Il faut dire que Maestrati semble avoir eu du mal à cerner toutes les complexités de l’œuvre. Il a créé des moments visuels extrêmement beaux, surtout l’écran illuminé qui transforme les acteurs en théâtre d’ombres lorsqu’ils semblent passer de l’autre côté de la vie. Et voilà que le vieux tanbouyé s’en va dans la nuit avec son tambour sur le dos pour rejoindre le monde de ses ancêtres.

Toutefois, si le travail visuel était excellent, la direction d’acteurs était moins heureuse, malgré une distribution excellente dont Aliou Cissé (Roberval) une des grandes présences de la scène martiniquaise, Gladys Arnaud (Bertilia, la femme) et Joël Jernidier, dont l’irruption sur scène a apporté une bouffée d’air frais à ce monde un peu étouffant.

Harry Baltus qui est aussi un très bon comédien, était figé dans le jeu mécanique du chroniqueur à la télévision. Il devait se démarquer des autres et son style de robot était amusant au départ mais il est vite devenu lassant, au point où on se demandait si ce n’était pas le texte qu’il fallait remanier. Mais non, car une interprétation différente de l’acteur aurait tout changé. Aliou Cissé qui a vu son personnage et sa belle voix restreints par une lecture de tonalités inégales et un corps cloué à son fauteuil, presque immobile, avait beaucoup de mal à infuser ses derniers râles d’une énergie scénique. Gladys Arnaud, sa femme a souffert des mêmes décisions de mise en scène. Un jeu trop « contraint » par ce qui ressemblait à un manque d’énergie, et des inégalités tonales, même lorsqu’elle raconte les rencontres sexuelles brûlantes entre elle et son mari au début de leur liaison. À part quelques moments piquants, il y avait une absence générale d’énergie ludique, des acteurs figés peut-être dans une temporalité suspendue entre la vie et la mort mais cette vision n’a pas bien réussi sur le plan scénique.
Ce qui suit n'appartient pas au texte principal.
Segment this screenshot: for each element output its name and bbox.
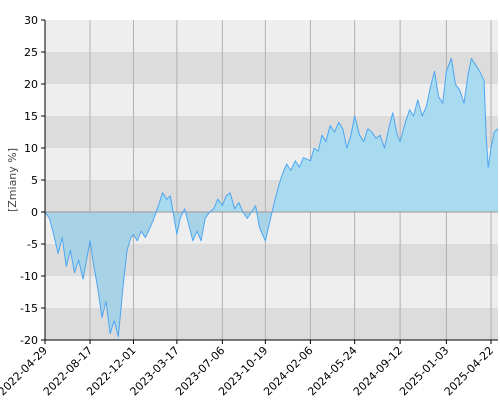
- y-tick-label: 25: [24, 46, 38, 59]
- series-line: [44, 57, 499, 338]
- y-tick-label: 20: [24, 78, 38, 91]
- y-tick-label: 30: [24, 14, 38, 27]
- y-tick-label: 0: [31, 206, 38, 219]
- area-negative: [45, 212, 498, 337]
- y-tick-label: -10: [20, 270, 38, 283]
- y-axis-ticks: 30 25 20 15 10 5 0 -5 -10 -15 -20: [20, 14, 45, 347]
- background-band: [45, 20, 498, 52]
- y-tick-label: -20: [20, 334, 38, 347]
- y-axis-label: [Zmiany %]: [6, 148, 19, 212]
- y-tick-label: 10: [24, 142, 38, 155]
- background-band: [45, 84, 498, 116]
- y-tick-label: -5: [27, 238, 38, 251]
- area-fills: [45, 58, 498, 337]
- y-tick-label: 5: [31, 174, 38, 187]
- y-tick-label: -15: [20, 302, 38, 315]
- area-positive: [45, 58, 498, 212]
- series-lines: [44, 57, 499, 338]
- background-band: [45, 52, 498, 84]
- x-axis-ticks: 2022-04-292022-08-172022-12-012023-03-17…: [0, 340, 496, 398]
- y-tick-label: 15: [24, 110, 38, 123]
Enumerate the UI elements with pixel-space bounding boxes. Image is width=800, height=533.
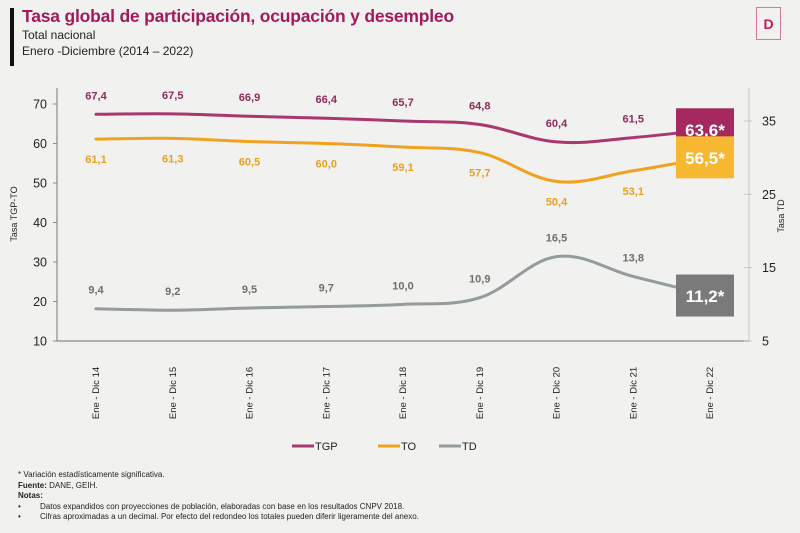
y-tick-label: 40 (33, 216, 47, 230)
header-accent-bar (10, 8, 14, 66)
data-label-to: 61,3 (162, 153, 183, 165)
source-line: Fuente: DANE, GEIH. (18, 481, 419, 492)
series-line-td (94, 254, 712, 312)
series-line-to (94, 136, 712, 184)
highlight-label-to: 56,5* (685, 149, 725, 168)
data-label-td: 10,9 (469, 274, 490, 286)
data-label-tgp: 61,5 (623, 114, 644, 126)
y-tick-label: 10 (33, 335, 47, 349)
data-label-td: 9,4 (88, 285, 104, 297)
chart-subtitle-period: Enero -Diciembre (2014 – 2022) (22, 44, 194, 58)
highlight-box-to (676, 136, 734, 179)
y2-axis-title: Tasa TD (776, 199, 786, 233)
data-label-td: 10,0 (392, 280, 413, 292)
data-label-to: 61,1 (85, 154, 106, 166)
y-axis-title: Tasa TGP-TO (9, 186, 19, 241)
x-tick-label: Ene - Dic 14 (91, 367, 102, 419)
y2-tick-label: 15 (762, 261, 776, 275)
x-tick-label: Ene - Dic 15 (168, 367, 179, 419)
significance-note: * Variación estadísticamente significati… (18, 470, 165, 479)
data-label-tgp: 64,8 (469, 101, 490, 113)
y-tick-label: 60 (33, 137, 47, 151)
legend-label-tgp: TGP (315, 441, 338, 453)
x-tick-label: Ene - Dic 22 (705, 367, 716, 419)
y-tick-label: 30 (33, 256, 47, 270)
data-label-tgp: 66,4 (316, 94, 338, 106)
highlight-box-td (676, 274, 734, 317)
x-tick-label: Ene - Dic 20 (552, 367, 563, 419)
notes-label: Notas: (18, 491, 43, 500)
y2-tick-label: 25 (762, 188, 776, 202)
x-tick-label: Ene - Dic 17 (321, 367, 332, 419)
legend-label-to: TO (401, 441, 417, 453)
data-label-tgp: 67,5 (162, 90, 183, 102)
data-label-td: 9,5 (242, 284, 257, 296)
note-item: • Datos expandidos con proyecciones de po… (18, 501, 405, 511)
data-label-to: 53,1 (623, 186, 644, 198)
logo-letter: D (763, 15, 774, 32)
data-label-tgp: 66,9 (239, 92, 260, 104)
chart-subtitle-scope: Total nacional (22, 28, 96, 42)
legend-label-td: TD (462, 441, 477, 453)
data-label-tgp: 60,4 (546, 118, 568, 130)
data-label-to: 57,7 (469, 168, 490, 180)
highlight-label-tgp: 63,6* (685, 121, 725, 140)
series-line-tgp (94, 112, 712, 145)
y2-tick-label: 5 (762, 335, 769, 349)
data-label-td: 9,7 (319, 283, 334, 295)
chart-title: Tasa global de participación, ocupación … (22, 6, 454, 26)
x-tick-label: Ene - Dic 18 (398, 367, 409, 419)
dane-logo-icon: D (756, 7, 781, 40)
chart-footer: * Variación estadísticamente significati… (18, 470, 419, 523)
y2-tick-label: 35 (762, 115, 776, 129)
line-chart: 10 20 30 40 50 60 70 5 15 25 35 Tasa TGP-TO Tasa TD E… (9, 88, 786, 453)
data-label-to: 50,4 (546, 196, 568, 208)
data-label-to: 60,5 (239, 157, 260, 169)
data-label-tgp: 65,7 (392, 97, 413, 109)
data-label-tgp: 67,4 (85, 90, 107, 102)
highlight-label-td: 11,2* (686, 287, 725, 306)
y-tick-label: 20 (33, 295, 47, 309)
data-label-td: 13,8 (623, 252, 644, 264)
x-tick-label: Ene - Dic 16 (245, 367, 256, 419)
x-tick-label: Ene - Dic 21 (628, 367, 639, 419)
source-text: DANE, GEIH. (46, 480, 98, 490)
data-label-to: 59,1 (392, 162, 413, 174)
y-tick-label: 70 (33, 98, 47, 112)
data-label-to: 60,0 (316, 159, 337, 171)
data-label-td: 16,5 (546, 233, 567, 245)
y-tick-label: 50 (33, 177, 47, 191)
note-item: • Cifras aproximadas a un decimal. Por ef… (18, 512, 419, 521)
source-label: Fuente: (18, 480, 47, 490)
x-tick-label: Ene - Dic 19 (475, 367, 486, 419)
data-label-td: 9,2 (165, 286, 180, 298)
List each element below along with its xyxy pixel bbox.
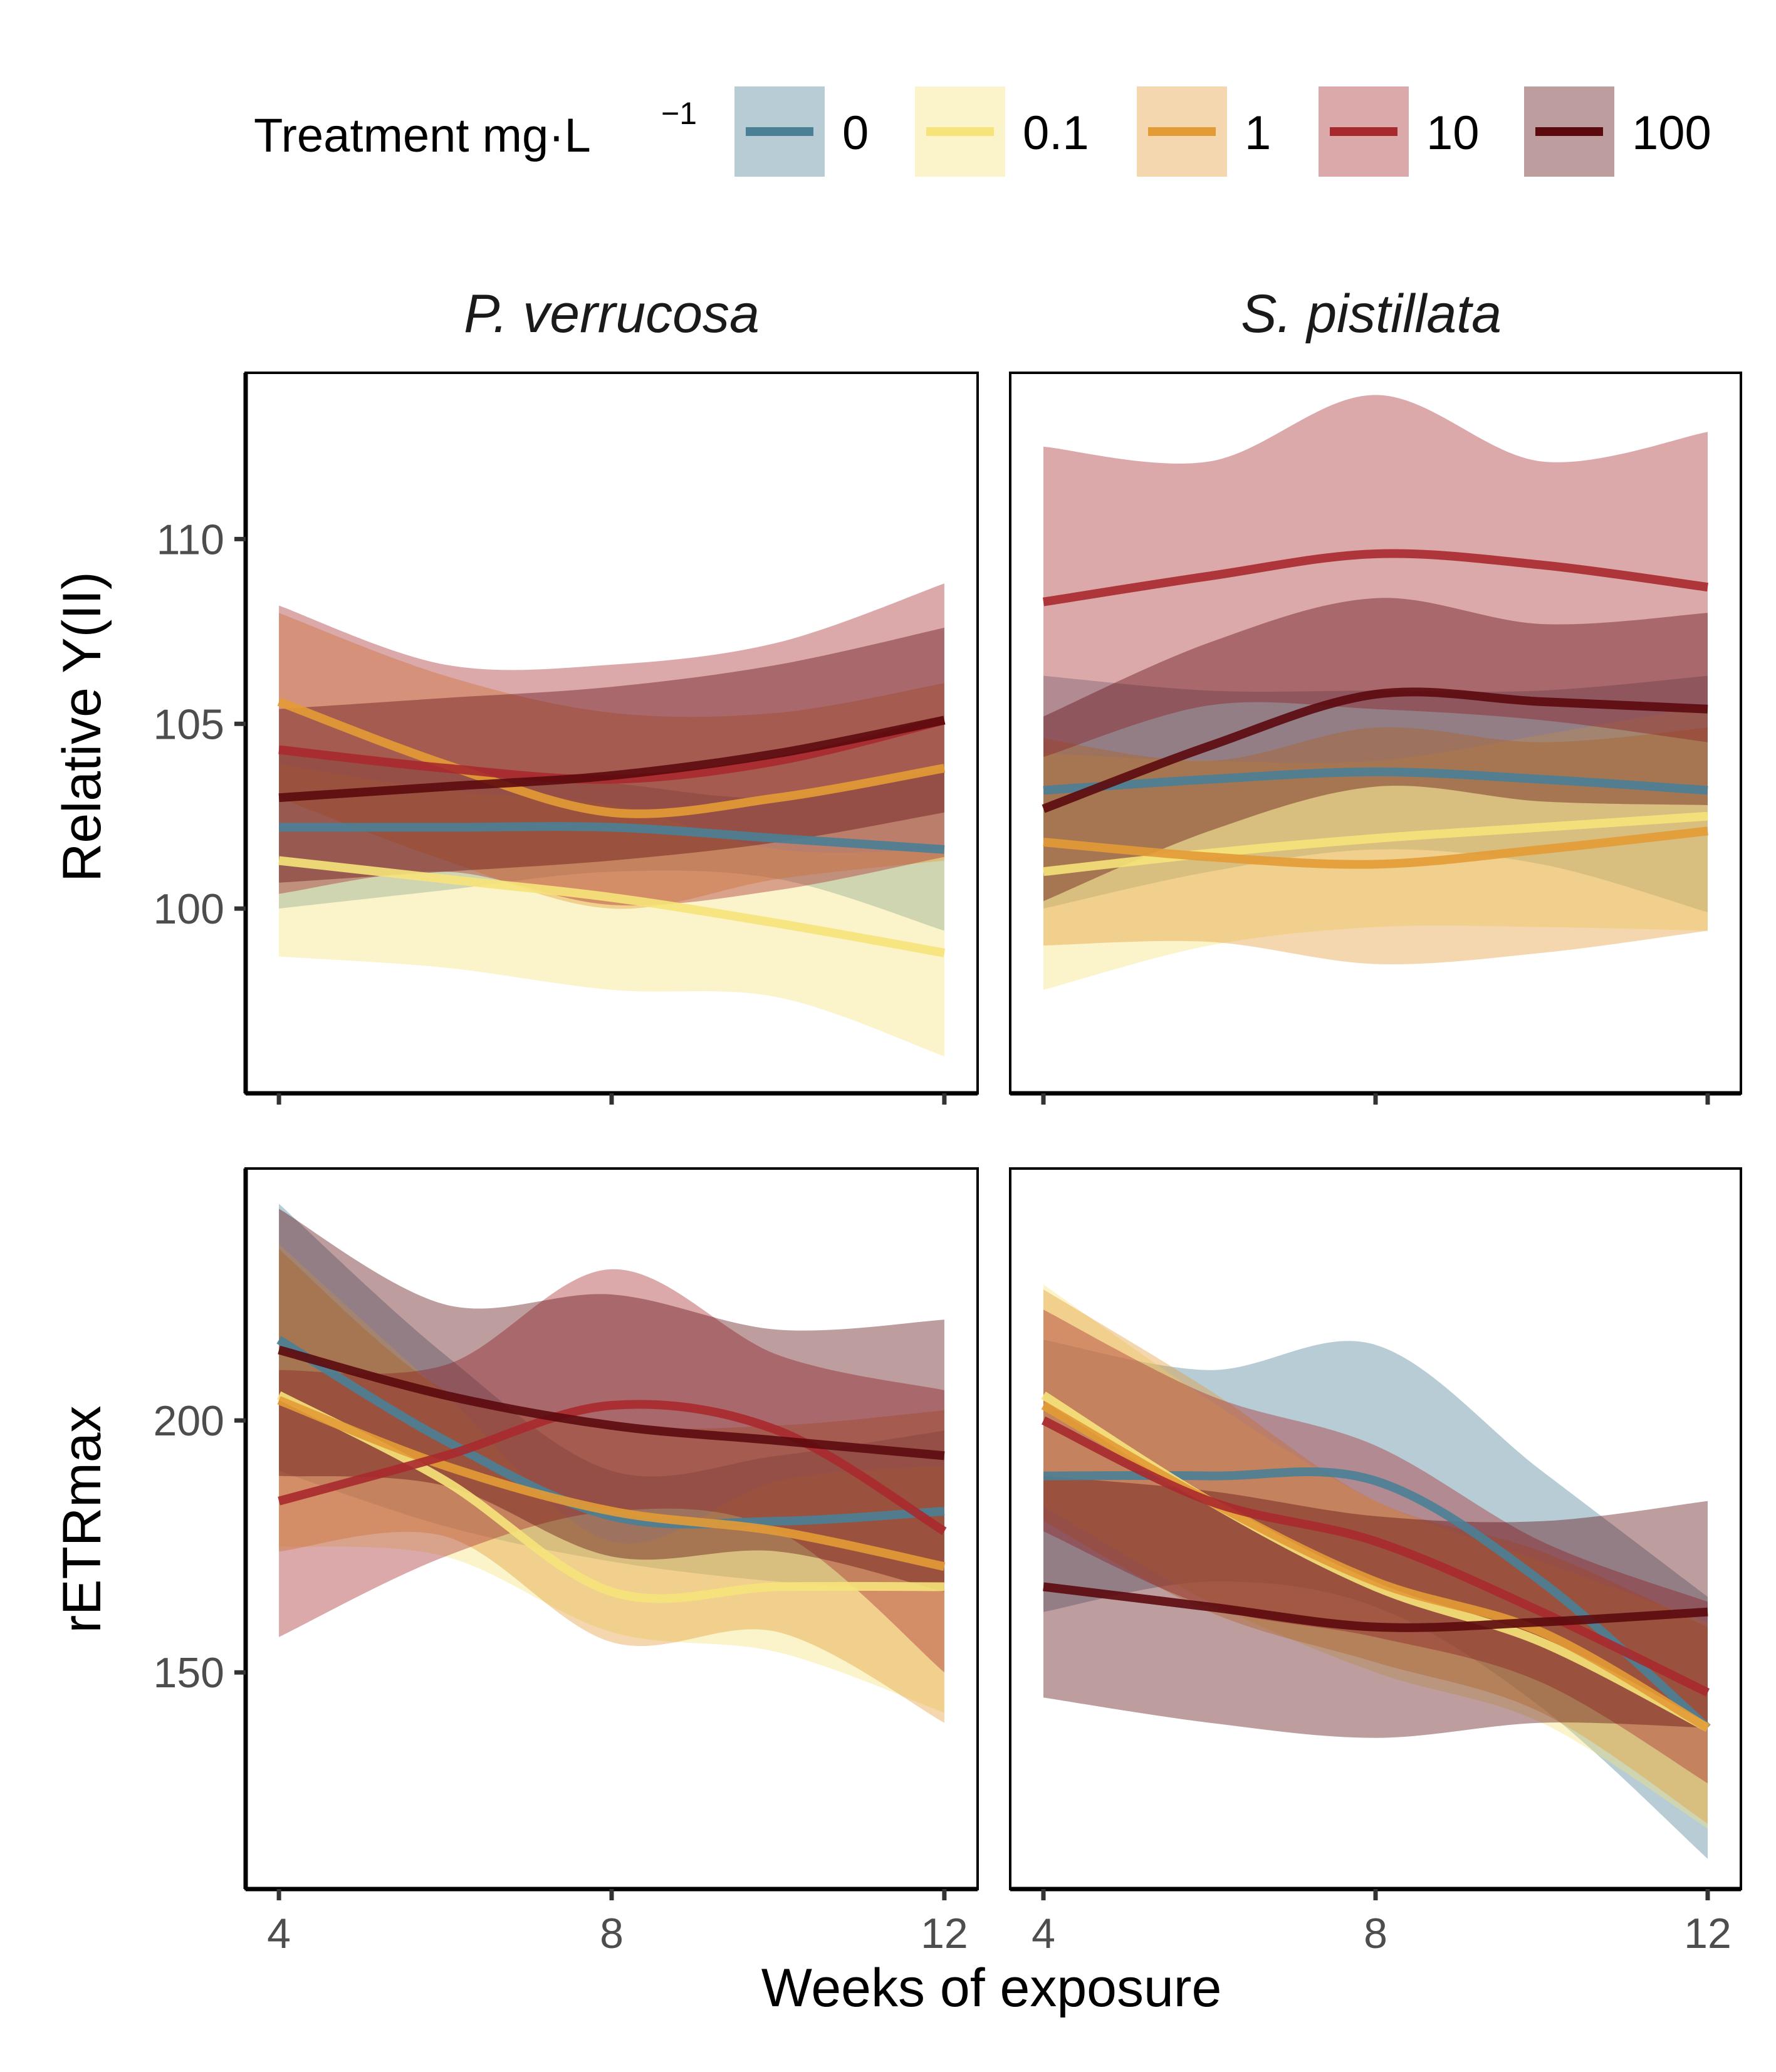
ribbon-1 (1043, 1289, 1708, 1824)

Karine Pédurand, en tant que voisine très énergique, est tombée dans un style de jeu burlesque à la J.P. Sturm, un choix qui a diverti la salle mais n’était pas du tout approprié pour la pièce. Ajoutons que les limites de la salle du Centre Sonis n’ont pas facilité les choses. La pièce doit être jouée à l’Artchipel et en Martinique. Il se peut très bien que ces différents lieux contribuent à dynamiser le travail scénique de cette équipe dont le potentiel artistique ne fait aucun doute.

La troupe Pawol a Neg Soubarou de Harry Kancel a présenté un conte allégorique Demasiyaj, qui bénéficiait d’un chanteur lewoz magnifique, José Maragnès.

Étant donné la précarité de la situation actuelle en Guadeloupe, le fait même de pouvoir organiser cet événement « hors-série » était un véritable exploit. Les moyens étaient limités mais visiblement, la volonté de toute l’équipe organisatrice n’a jamais faut défaut et nous les félicitons de leur ténacité et de leur engagement vis-à-vis de la culture. D’autres événements sont prévus cet automne aux Abymes. Nous attendons la suite avec impatience.

Alvina Ruprecht

Paru pour le première fois sur le site  www.carleton.ca/francotheatres

Edition hors-série du Festival Téyat Zabim 2009 du 20 au 23 mai 2009 au Centre Culturel Sonis avec Grace Art Théâtre, Cie Savann, Troupe Pawol a neg Soubawou avec deux spectacles par soi.